Lunar eclipse above Mount Crested Butte, Colorado, USA
© Mengzhonghua Photography/Getty Image
Blood moon. Lunar eclipse
The second blood moon (as lunar eclipses are often called) of 2022 takes to the sky over the Pacific region tomorrow, although it won’t be visible from the UK. However, in parts of Norway, Finland, Sweden, North and South America among other countries, if the sky is clear, the view might look something like our homepage image, taken over Mount Crested Butte, in the US state of Colorado, during the lunar eclipse of 27 September 2015.
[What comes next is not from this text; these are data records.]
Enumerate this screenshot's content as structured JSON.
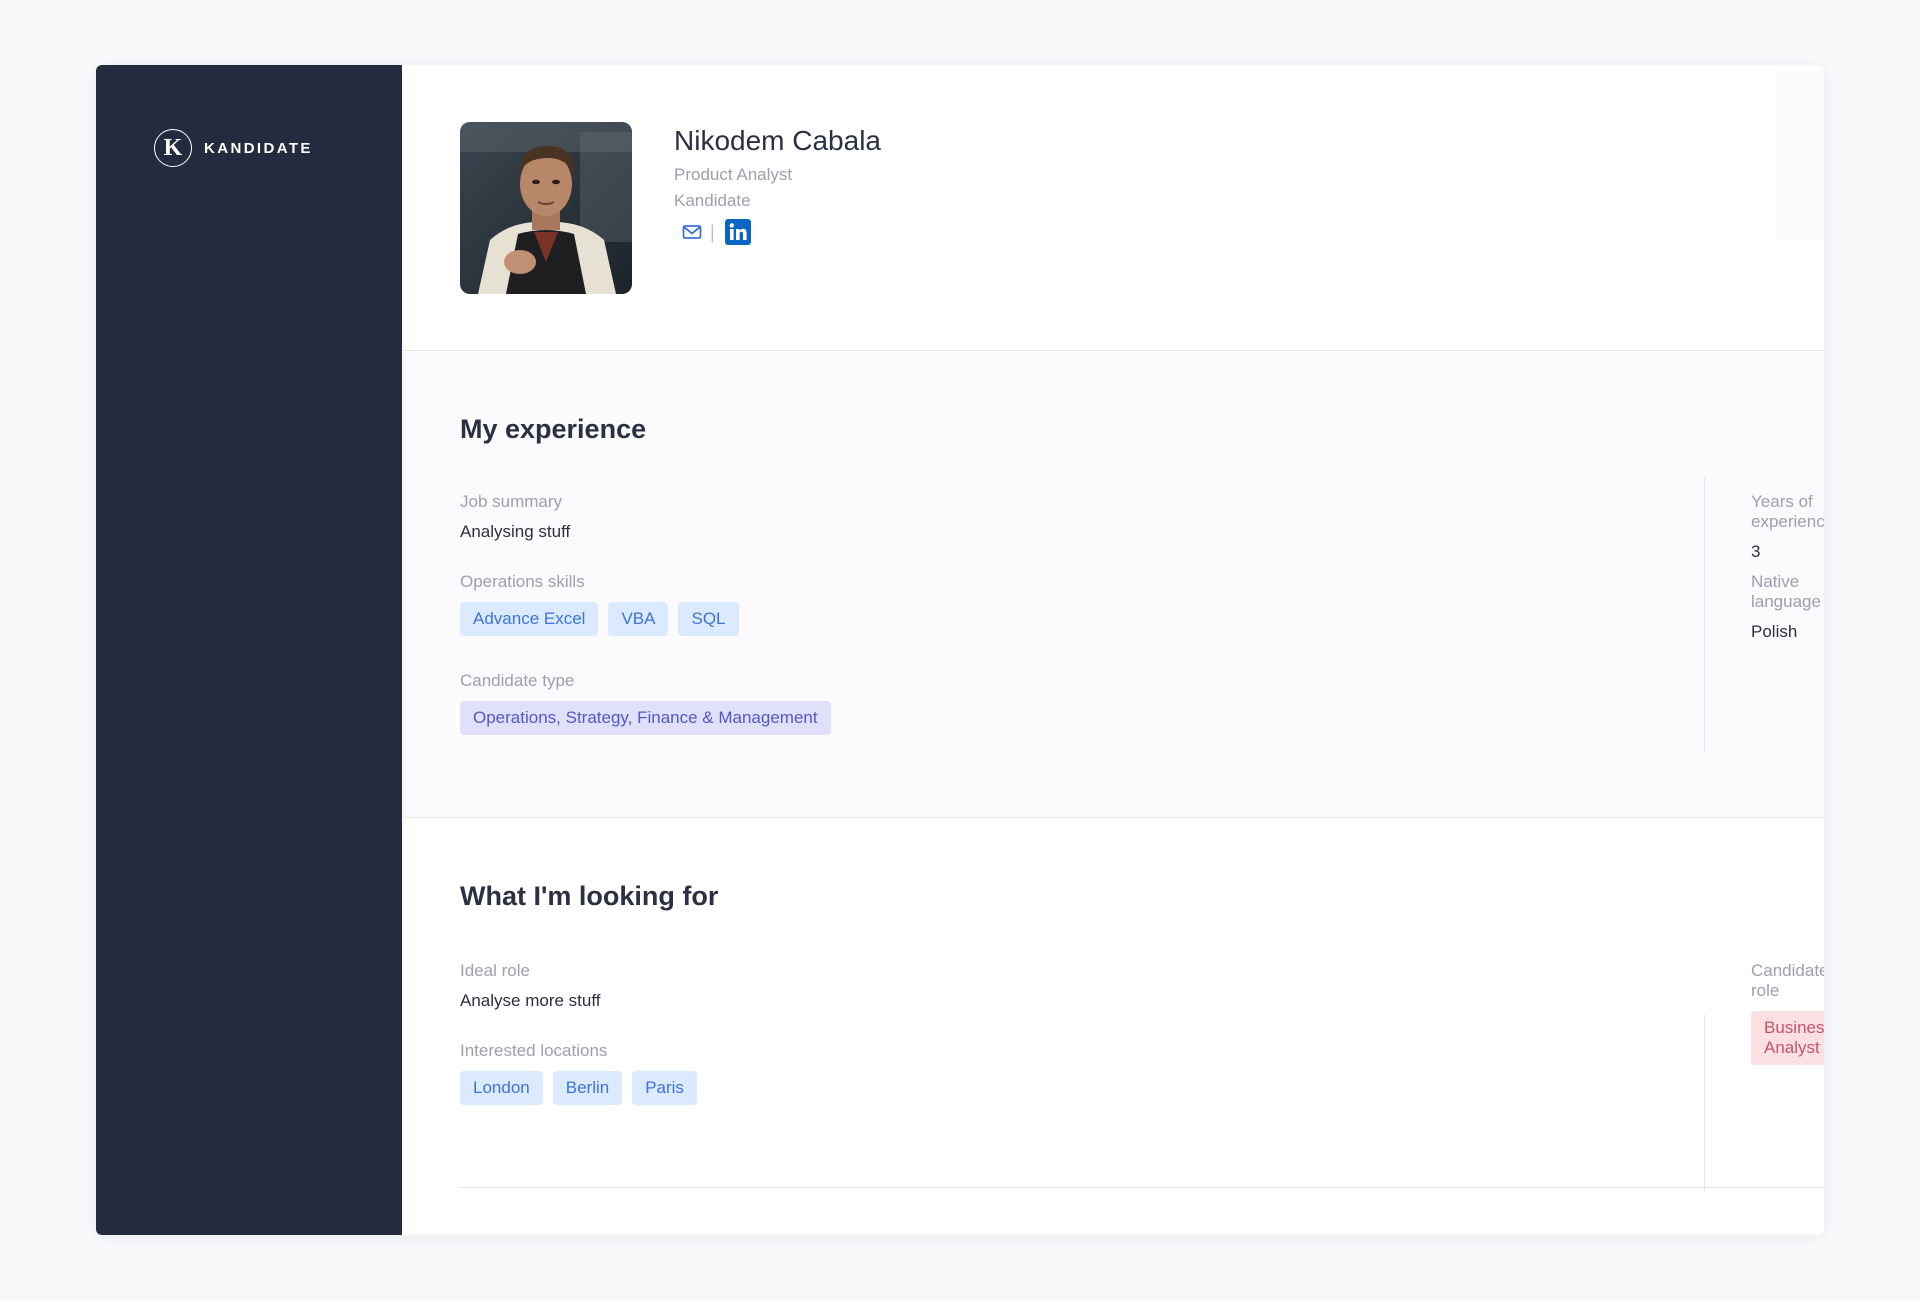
{
  "app": {
    "logo_letter": "K",
    "logo_text": "KANDIDATE"
  },
  "profile": {
    "name": "Nikodem Cabala",
    "title": "Product Analyst",
    "company": "Kandidate",
    "contact_separator": "|"
  },
  "experience": {
    "heading": "My experience",
    "job_summary_label": "Job summary",
    "job_summary_value": "Analysing stuff",
    "operations_skills_label": "Operations skills",
    "operations_skills": [
      "Advance Excel",
      "VBA",
      "SQL"
    ],
    "candidate_type_label": "Candidate type",
    "candidate_type": "Operations, Strategy, Finance & Management",
    "years_label": "Years of experience",
    "years_value": "3",
    "native_language_label": "Native language",
    "native_language_value": "Polish"
  },
  "looking_for": {
    "heading": "What I'm looking for",
    "ideal_role_label": "Ideal role",
    "ideal_role_value": "Analyse more stuff",
    "locations_label": "Interested locations",
    "locations": [
      "London",
      "Berlin",
      "Paris"
    ],
    "candidate_role_label": "Candidate's role",
    "candidate_role": "Business Analyst"
  },
  "colors": {
    "sidebar": "#232b3e",
    "tag_blue_bg": "#dceaff",
    "tag_blue_text": "#3d74d6",
    "tag_purple_bg": "#e0e0fb",
    "tag_pink_bg": "#fbdfe3",
    "linkedin": "#0a66c2"
  },
  "icons": {
    "email": "mail-icon",
    "linkedin": "linkedin-icon"
  }
}
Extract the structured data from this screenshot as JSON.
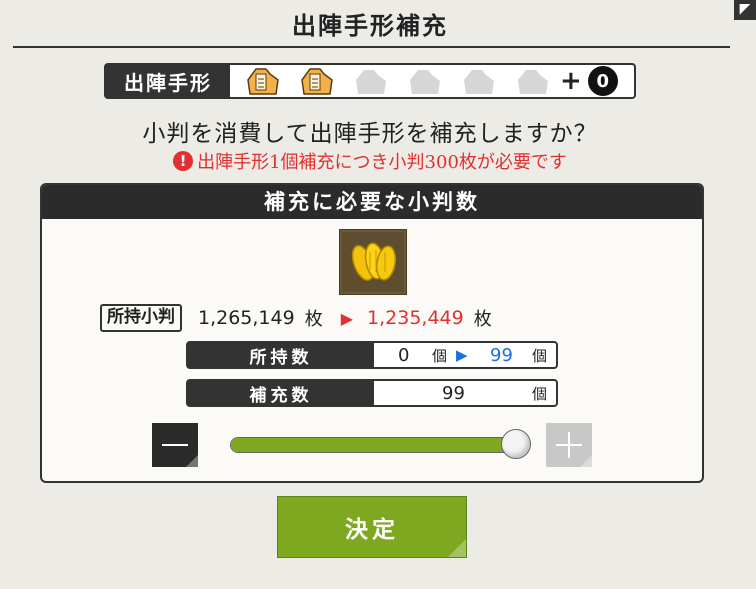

A lunar eclipse is a happy accident of the solar system and is possible because of relative sizes of and distances between the Sun, Earth and Moon. Every couple of years on average, the Earth casts a perfect shadow on the Moon, causing a full lunar eclipse. During a full solar eclipse, the Moon casts a perfect shadow on the Earth.
While not as rare or dramatic as a solar eclipse, lunar eclipses have some upsides. You can safely look at them without doing any harm to your eyes. They last for hours, while solar eclipses last minutes. And a lunar eclipse is visible from a much larger portion of the planet. It can be seen wherever the Moon is above the horizon at the time of the eclipse. Unfortunately for those of us in the UK, that will be around 10:16am our time, so we won’t be able to see it for ourselves this time - and the next one isn’t due until March 2025.